Europapalarment Strasbourg. Über den Kanalradweg rein in die Stadt. Die Menschen kriechen aus den Betten. Stau auf der Autobahn bei Brumath. Die TGV Bahnbaustelle vom letzten Jahr ist noch immer nicht beendet. Also führt der Radweg entlang der Nationalstraße, wo gegen Sieben schon reichlich Pendler in die Stadt driften. Auch Radler in feiner Anzugshose und Hemd. Parlamentarier? Die Front National kommt mir unweigerlich in den Sinn und das Wahlergebnis der letzten Europawahl will so gar nicht zu den freundlichen Menschen passen, die mir Fremdem begegnen. Man spricht mich auf Englisch an, smalltalkt. Zwei Frauen im Kopftuch. Friede. Obendrein dünkt mich, dass in Frankreich viel weniger Nationalflaggen hängen, als bei mir daheim. Keine Spiegelbikinis, keine Autoschiebefenstereinklemmnationalflaggen. Kein WM Schnickschnack. Aus manchen Fenstern hängt hier im Elsass sogar die Deutschlandfahne. Ein Graffiti von vor vierzehn Jahren kommt mir in den Sinn. Die Parole Vive Le Pen hatte jemand kurzerhand in Vive Le Penis umgewandelt. Schmunzelnd im Morgenmenschenstrom. Feuerwehrauto Tatü. Krankenwagen Tata, schicke, herzlose Mehrfamilienhäuser im Eropaparlamentsstil mit viel Glas und Rundungen. Für die Besserverdiener. Bunt angemalte, angsteinflößende Monsterwohnblocks. Ab Reichstätt verstädterte Zone. Reichstätt und sein Autohausstrich. Wenn man über die Autobahn in die Stadt rauscht, von Haguenau aus, liegen linker Hand kilometerweit glänzende, verglaste Autohäuser aller Marken. Verkaufgeschulte Luden inside.

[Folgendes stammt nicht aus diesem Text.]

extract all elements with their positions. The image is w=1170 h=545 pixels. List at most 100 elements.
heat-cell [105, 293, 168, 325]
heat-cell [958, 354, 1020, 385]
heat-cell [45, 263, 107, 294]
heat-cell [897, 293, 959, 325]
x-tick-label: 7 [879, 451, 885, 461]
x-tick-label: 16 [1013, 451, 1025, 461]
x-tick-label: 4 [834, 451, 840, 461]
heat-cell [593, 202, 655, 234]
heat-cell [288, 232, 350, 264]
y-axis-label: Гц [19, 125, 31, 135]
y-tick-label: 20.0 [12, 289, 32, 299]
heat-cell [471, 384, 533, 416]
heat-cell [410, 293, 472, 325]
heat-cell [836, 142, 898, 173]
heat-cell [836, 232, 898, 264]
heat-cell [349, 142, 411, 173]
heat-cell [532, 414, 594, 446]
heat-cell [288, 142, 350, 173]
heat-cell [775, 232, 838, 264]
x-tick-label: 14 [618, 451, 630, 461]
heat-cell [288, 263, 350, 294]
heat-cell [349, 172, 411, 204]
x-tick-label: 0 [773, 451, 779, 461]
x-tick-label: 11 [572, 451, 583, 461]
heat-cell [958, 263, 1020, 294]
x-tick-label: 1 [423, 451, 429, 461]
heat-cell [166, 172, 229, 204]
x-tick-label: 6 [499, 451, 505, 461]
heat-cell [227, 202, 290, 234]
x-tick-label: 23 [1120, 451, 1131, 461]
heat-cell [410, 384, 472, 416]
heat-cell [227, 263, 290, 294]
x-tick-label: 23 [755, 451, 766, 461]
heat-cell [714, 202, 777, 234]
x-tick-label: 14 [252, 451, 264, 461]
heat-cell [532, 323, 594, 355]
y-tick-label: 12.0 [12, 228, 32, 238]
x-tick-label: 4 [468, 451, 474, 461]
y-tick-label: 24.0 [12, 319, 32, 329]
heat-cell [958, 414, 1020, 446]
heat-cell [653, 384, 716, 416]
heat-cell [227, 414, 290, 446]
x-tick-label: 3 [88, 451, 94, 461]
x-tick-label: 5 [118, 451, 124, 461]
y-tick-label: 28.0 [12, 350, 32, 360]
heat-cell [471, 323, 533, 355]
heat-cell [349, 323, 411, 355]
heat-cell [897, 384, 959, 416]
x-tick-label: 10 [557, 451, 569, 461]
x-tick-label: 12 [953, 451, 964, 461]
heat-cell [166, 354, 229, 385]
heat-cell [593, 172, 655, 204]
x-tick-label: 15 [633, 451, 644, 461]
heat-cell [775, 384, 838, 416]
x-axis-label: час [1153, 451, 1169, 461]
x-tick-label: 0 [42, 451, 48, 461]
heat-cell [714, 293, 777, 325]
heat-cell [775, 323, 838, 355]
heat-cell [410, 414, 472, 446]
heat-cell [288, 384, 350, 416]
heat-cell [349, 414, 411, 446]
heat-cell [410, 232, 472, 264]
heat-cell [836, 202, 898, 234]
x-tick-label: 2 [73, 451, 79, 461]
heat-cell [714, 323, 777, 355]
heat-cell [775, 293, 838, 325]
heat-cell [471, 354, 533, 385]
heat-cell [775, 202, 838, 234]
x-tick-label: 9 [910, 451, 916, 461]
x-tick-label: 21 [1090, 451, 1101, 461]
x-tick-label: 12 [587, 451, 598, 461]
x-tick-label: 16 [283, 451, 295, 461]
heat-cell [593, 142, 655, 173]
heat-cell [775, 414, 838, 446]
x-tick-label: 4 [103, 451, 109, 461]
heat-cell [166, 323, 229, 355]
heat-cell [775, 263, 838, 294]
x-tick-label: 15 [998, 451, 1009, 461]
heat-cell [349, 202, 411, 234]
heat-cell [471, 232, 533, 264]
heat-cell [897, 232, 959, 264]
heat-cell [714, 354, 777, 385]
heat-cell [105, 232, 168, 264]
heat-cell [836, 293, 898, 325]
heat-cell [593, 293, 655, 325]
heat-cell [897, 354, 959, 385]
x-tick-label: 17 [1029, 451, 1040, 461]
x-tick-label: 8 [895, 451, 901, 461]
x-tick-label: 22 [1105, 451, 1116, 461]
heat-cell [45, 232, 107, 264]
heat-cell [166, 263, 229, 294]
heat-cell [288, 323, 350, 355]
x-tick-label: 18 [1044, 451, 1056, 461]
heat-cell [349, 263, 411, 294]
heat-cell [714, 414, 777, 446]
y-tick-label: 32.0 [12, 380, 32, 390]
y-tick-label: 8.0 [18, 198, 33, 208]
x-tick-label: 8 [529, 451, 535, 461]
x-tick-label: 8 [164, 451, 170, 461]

Nun vorm Parlament stellt sich mir die Frage, muss man so einen Glaspalast für Teuergeld da hin stellen? Können die nicht in ganz normalen Gebäuden arbeiten, die im Bau und im Unterhalt ein vernünftiges Maß aufweisen? Hmm. Ich bin nicht hier, um die Welt zu verstehen.
Bilder: Irgendling vorm Col de la Macht, das erste dreidimensionale MudArt Kunstwerk von Heiko Moorlander, Totenkopfgraffiti unter einer Kanalbrücke.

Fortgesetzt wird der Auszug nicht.